Alum Gilbert Levin had
Ever since we first cast our eyes to the skies, we have been
fascinated by the possibility of life on other planets. Our
neighbor Mars, in particular, holds a special attraction. From
classics to cartoons, we want to believe that life in some form
exists on the red planet, and as we look for them--we imagine--
they gaze back at us.
Recent evidence of ancient fossil microorganisms in meteorites believed to be from Mars catapulted the possibility of life on that planet to starring roles in headlines, talk shows and coffee breaks. Engineering alumnus Gilbert Levin played a critical part in NASA's first attempt over two decades ago to find life, and his recent lecture on the Homewood campus made clear why the issue is still controversial.
Levin holds a bachelor's degree in civil engineering, a master's in sanitary engineering and a Ph.D. in environmental engineering. He founded Biospherics Inc. in 1967, a publicly traded biotechnology firm primarily active in the development and delivery of health information, services and products. A process that Levin developed to indicate quickly and accurately the presence of sludge organisms gave him the idea to approach NASA with a potential experiment to indicate extraterrestrial life. Ultimately, his labeled release experiment was one of three chosen for a biological package to go on NASA's 1976 Viking mission to Mars. Each experiment presented a different scenario to detect life, with the idea that perhaps one would be successful. "The Viking mission was the most spectacular thing NASA has ever done," Levin said, "and the experiments were the most important in the agency's history."
An engaging lecturer who described his research as "stretching from the sewers to the stars," Levin explained his experiment in detail to the audience that crowded into the Schafler Auditorium in the Bloomberg Center for Physics and Astronomy. The experiment revolved around L-cysteine, an amino acid found in proteins. All terran life incorporates L-cysteine, and therefore, its presence means that life processes exist. In essence, the labeled release experiment enticed any microorganisms that might be present in the Martian soil to "eat a meal" and betray their presence by radioactive "breath." The results, repeated over a Martian "week," indicated life.
Reaction from NASA scientists was swift. "The response was 'too much, too soon,'" Levin recalled. "'It must be chemistry mimicking life.'" Scientists believed that the response could have been from the soil itself, and that intense ultraviolet rays and other factors affected the nutrient when it hit the soil. "A biological explanation for the results is easier than a chemical one, but science rightfully takes the conservative way out," Levin said with a smile. Additional tests on board the landers showed a diminished response over time, indicating that the microorganisms could be dying. Levin believes that a purely chemical response would continue to show activity at similar levels over time.

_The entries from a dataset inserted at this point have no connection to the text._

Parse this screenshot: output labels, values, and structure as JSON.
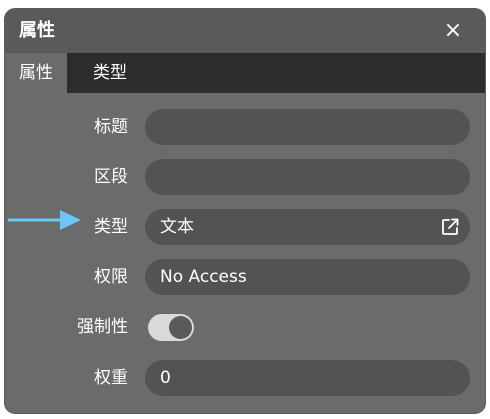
{
  "panel": {
    "title": "属性",
    "close_label": "×"
  },
  "tabs": [
    {
      "label": "属性",
      "active": true
    },
    {
      "label": "类型",
      "active": false
    }
  ],
  "fields": {
    "title_label": "标题",
    "title_value": "",
    "section_label": "区段",
    "section_value": "",
    "type_label": "类型",
    "type_value": "文本",
    "permission_label": "权限",
    "permission_value": "No Access",
    "mandatory_label": "强制性",
    "mandatory_on": true,
    "weight_label": "权重",
    "weight_value": "0"
  },
  "icons": {
    "close": "close-icon",
    "external_link": "external-link-icon",
    "arrow": "arrow-right-icon"
  },
  "colors": {
    "panel_bg": "#6b6b6b",
    "header_bg": "#5a5a5a",
    "tabbar_bg": "#2d2d2d",
    "field_bg": "#535353",
    "arrow": "#6ec6f5",
    "text": "#ffffff"
  }
}
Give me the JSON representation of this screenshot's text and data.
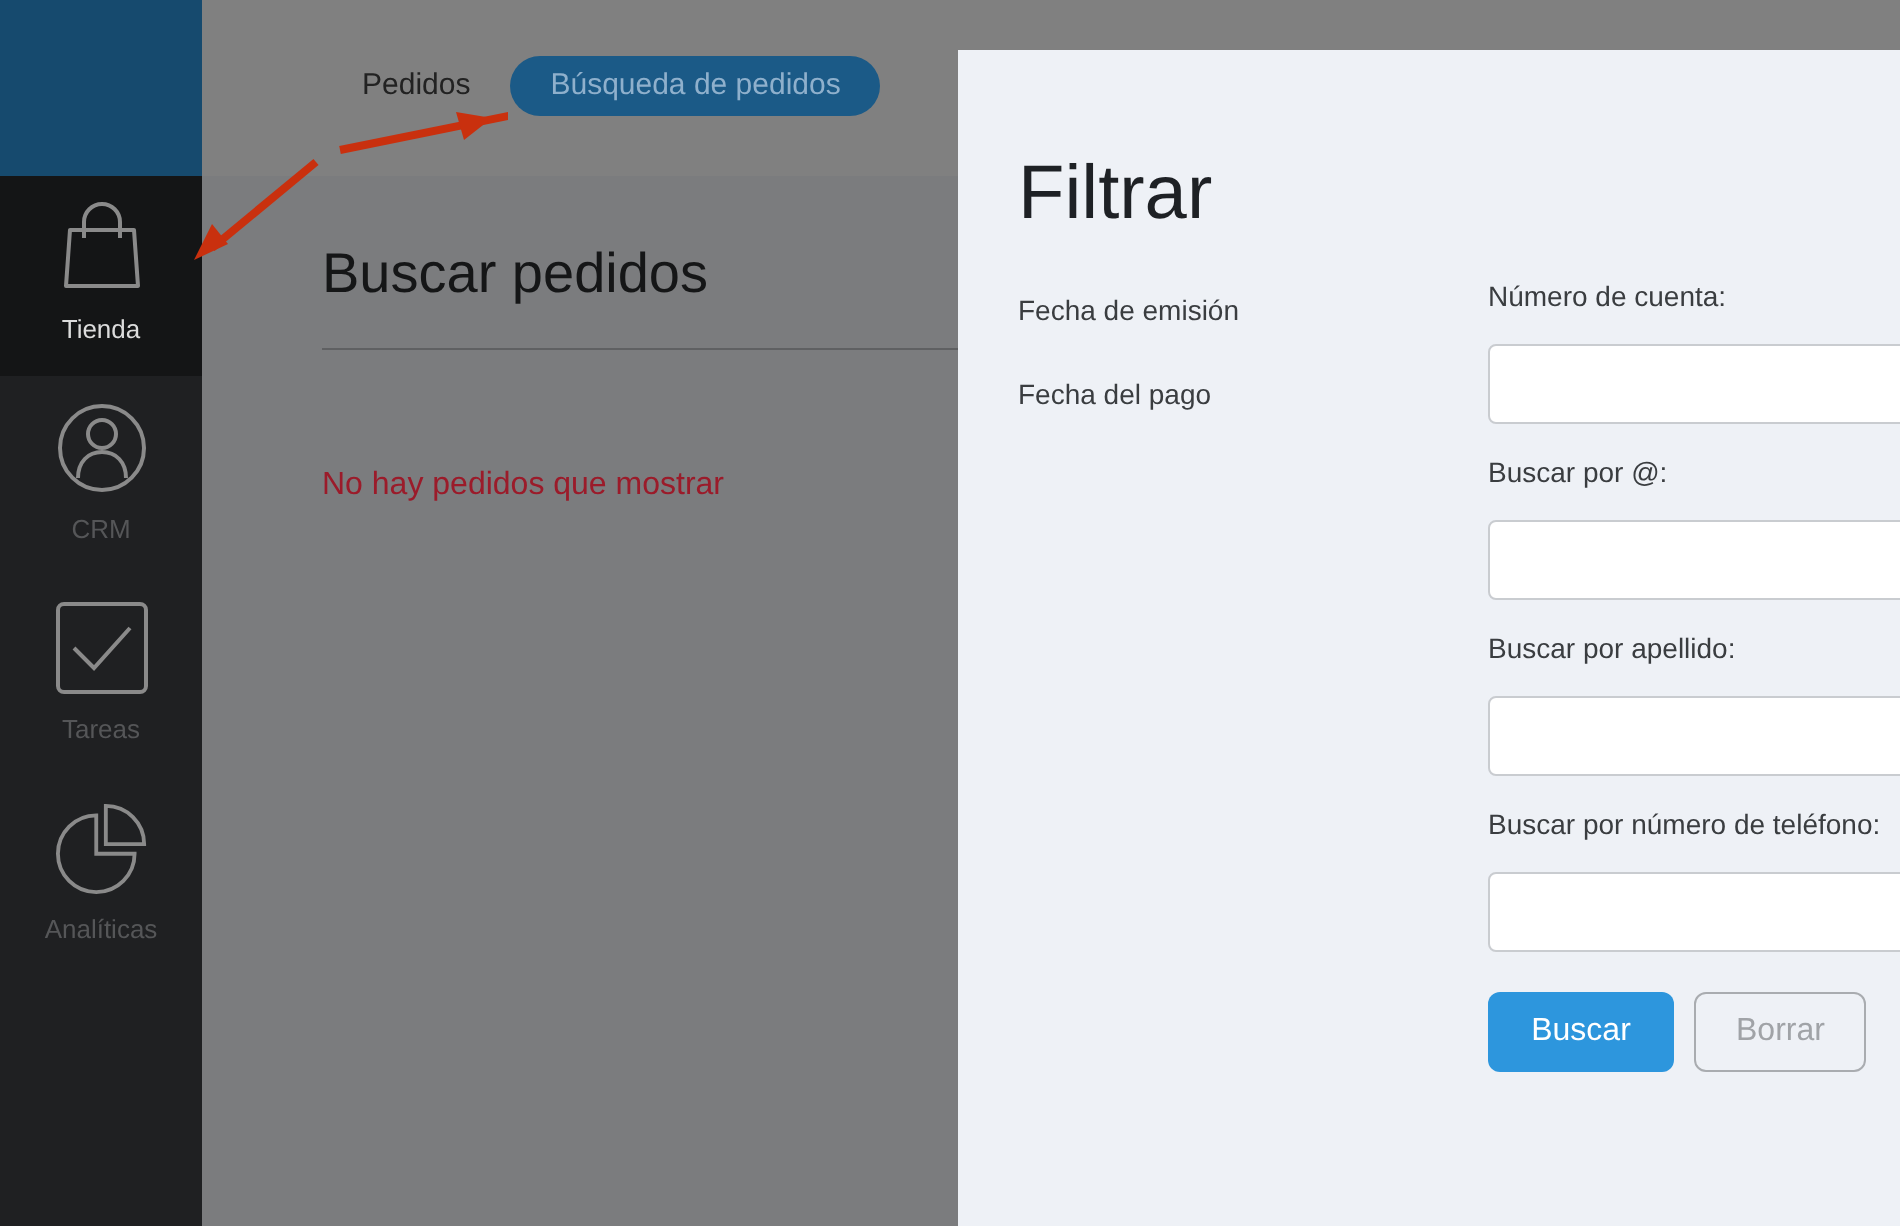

Levin and his team repeated the experiment on Earth soil under Martian-like conditions, and their results were consistent with the Viking experiment's.

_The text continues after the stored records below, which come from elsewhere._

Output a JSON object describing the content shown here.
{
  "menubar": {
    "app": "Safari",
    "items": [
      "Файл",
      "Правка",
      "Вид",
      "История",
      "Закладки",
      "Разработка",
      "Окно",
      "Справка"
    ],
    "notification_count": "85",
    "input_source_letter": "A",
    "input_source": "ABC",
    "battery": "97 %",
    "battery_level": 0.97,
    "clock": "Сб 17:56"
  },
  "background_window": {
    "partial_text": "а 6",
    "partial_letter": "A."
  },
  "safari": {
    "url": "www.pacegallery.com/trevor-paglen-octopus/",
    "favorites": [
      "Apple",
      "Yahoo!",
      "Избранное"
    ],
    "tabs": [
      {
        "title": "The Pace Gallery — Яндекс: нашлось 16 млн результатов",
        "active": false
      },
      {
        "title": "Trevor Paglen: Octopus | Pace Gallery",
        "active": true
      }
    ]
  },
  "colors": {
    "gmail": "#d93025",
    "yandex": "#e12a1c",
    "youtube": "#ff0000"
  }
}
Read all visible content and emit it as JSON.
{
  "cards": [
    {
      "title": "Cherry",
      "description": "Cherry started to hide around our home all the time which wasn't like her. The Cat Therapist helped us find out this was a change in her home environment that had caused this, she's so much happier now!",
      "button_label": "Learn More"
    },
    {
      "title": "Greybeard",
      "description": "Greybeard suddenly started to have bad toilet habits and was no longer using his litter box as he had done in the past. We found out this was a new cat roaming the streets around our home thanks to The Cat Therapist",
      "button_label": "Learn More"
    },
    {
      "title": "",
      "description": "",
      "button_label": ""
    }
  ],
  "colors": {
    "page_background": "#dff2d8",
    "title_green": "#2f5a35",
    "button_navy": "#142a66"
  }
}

The newly discovered fossils and organic compounds in the Martian meteorites only solidify Levin's belief in the accuracy of the labeled release experiment. Over the next decade NASA is sending 10 missions to Mars, but none will carry life-detecting experiments. Levin did have an oxidant experiment on the ill-fated Russian probe, and he has proposed another experiment for NASA's 1998 Surveyor mission.
Levin noted that at least six books will be published soon about life on Mars, so the discussion is far from over. So while there is still no evidence of humanoid-like creatures on the planet, there is at least one individual who believes that "life is probably alive and well on Mars today."